MetHb koyu renkli bir pigment olduğundan, methemoglobinemili hastaların cilt rengi sıklıkla mordur, dil ve dudakları ise gri renkli olabilir. Kanın rengi karakteristik olarak çikolata kahvesidir. Klinik belirti ve bulgular kandaki metHb düzeyine, bireysel faktörlere ve yandaş hastalıklara bağlı olarak ortaya çıkar. Tüm vakalarda semptomlar, doku hipoksisine sekonder gelişir.
Açıklanamayan siyanozu olan ve oksijen desteğine rağmen, siyanozu düzelmeyen tüm hastalarda methemoglobinemi mutlaka akla gelmelidir. Böyle bir hasta ile karşılaşıldığında EKG, kan basıncı (KB) ve periferik oksijen saturasyonu (SpO2) monitörize edilmeli, arteriyel kan gazı (AKG) analizi yapılmalıdır. Methemoglobinemili hastalarda SpO2, kandaki gerçek parsiyel oksijen basıncı (PaO2) ve metHb düzeyinden bağımsız olarak % 80-85 civarında ölçülür. Methemoglobinemide kesin tanı “co-oksimetre” ile konur. Co-oksimetre basitleştirilmiş bir spektrofotometredir ve ışık absorbsiyonunu 4 farklı dalga boyunda ölçerek, oksihemoglobini, deoksihemoglobinden, methemoglobinden ve karboksihemoglobinden ayırt eder.
Methemoglobini, deoksihemoglobinden ayırt etmek için yatak başında hızla yapılabilen bir test tarif edilmiştir. Deoksijenize kanın siyah, kırmızı-mor rengine karşı, yüksek konsantrasyonda methemoglobin içeren kanın rengi çikolata kahvesidir. Bu iki kan örneği beyaz filtre kağıdına damlatılırsa deoksijenize kanın rengi atmosferik oksijen ile temas edince parlak kırmızıya dönerken, methemoglobin düzeyi yüksek kanda, renk değişimi olmaz.

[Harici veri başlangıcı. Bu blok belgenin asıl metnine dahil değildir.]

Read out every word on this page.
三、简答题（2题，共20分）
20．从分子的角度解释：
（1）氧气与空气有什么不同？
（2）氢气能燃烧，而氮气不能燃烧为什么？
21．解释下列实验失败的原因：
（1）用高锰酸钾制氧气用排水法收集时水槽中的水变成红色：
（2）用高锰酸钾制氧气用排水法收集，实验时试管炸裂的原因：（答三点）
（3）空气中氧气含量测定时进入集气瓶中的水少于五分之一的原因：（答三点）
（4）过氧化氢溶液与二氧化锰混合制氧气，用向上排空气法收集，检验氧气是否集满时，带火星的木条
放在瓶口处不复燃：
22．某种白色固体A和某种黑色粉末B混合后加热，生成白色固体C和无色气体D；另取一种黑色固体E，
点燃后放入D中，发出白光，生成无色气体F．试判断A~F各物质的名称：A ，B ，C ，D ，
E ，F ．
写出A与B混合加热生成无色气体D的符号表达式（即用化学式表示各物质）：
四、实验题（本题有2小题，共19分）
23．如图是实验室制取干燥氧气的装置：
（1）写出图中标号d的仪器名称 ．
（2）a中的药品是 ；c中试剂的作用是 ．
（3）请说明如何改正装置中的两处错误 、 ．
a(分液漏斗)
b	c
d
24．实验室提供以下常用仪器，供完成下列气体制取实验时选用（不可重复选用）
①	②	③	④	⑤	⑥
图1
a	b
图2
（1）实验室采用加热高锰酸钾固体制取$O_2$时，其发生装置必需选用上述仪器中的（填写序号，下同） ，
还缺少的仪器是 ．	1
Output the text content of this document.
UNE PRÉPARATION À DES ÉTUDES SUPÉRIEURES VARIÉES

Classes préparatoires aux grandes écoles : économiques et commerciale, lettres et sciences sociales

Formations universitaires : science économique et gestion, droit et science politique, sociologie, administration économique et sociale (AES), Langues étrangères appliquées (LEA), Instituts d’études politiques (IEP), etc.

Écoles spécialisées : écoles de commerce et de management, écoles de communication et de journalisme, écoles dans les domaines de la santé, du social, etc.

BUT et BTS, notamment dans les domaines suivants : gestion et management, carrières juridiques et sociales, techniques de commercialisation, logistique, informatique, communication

Methemoglobinemi tanı ve tedavisinde ilk basamak methemoglobinemiden şüphelenmektir. İlk olarak hastane dışında değerlendirilen hastalarda varsa oksidan ajan uzaklaştırılmalı ve hastaneye gelene kadar oksijen destek tedavisi verilmelidir. Daha sonraki amaç dokulara oksijen sunumunu artırmaktır. Asemptomatik ve organ hasarına ait bulgusu olmayan hastalar sadece gözlenirken, koroner arter hastalığı gibi yandaş hastalığı olanlar daha düşük metHb düzeyinde bile ek girişimlere gereksinim duyar. Metilen mavisi ilk basamak antidot tedavisidir. Hastaların çoğunda tek doz yeterli olur ve toksisitenin sıklıkla 20 dk., bazen 1 saat içinde çözülmeye başladığı gözlenir. Hastada klinik düzelme yok veya metHb düzeyi % 60'ın üzerinde ise, aynı doz 1 saat sonra tekrarlanır. Metilen mavisinin % 1'lik solüsyon (10 mg ml-1) şeklinde hazırlanmış formlarına ulaşılabilir. Metilen mavisi kullanımı sakıncalı olanlarda hiperbarik oksijen tedavisi, exchange transfüzyon ve eritrosit transfüzyonu denenebilir.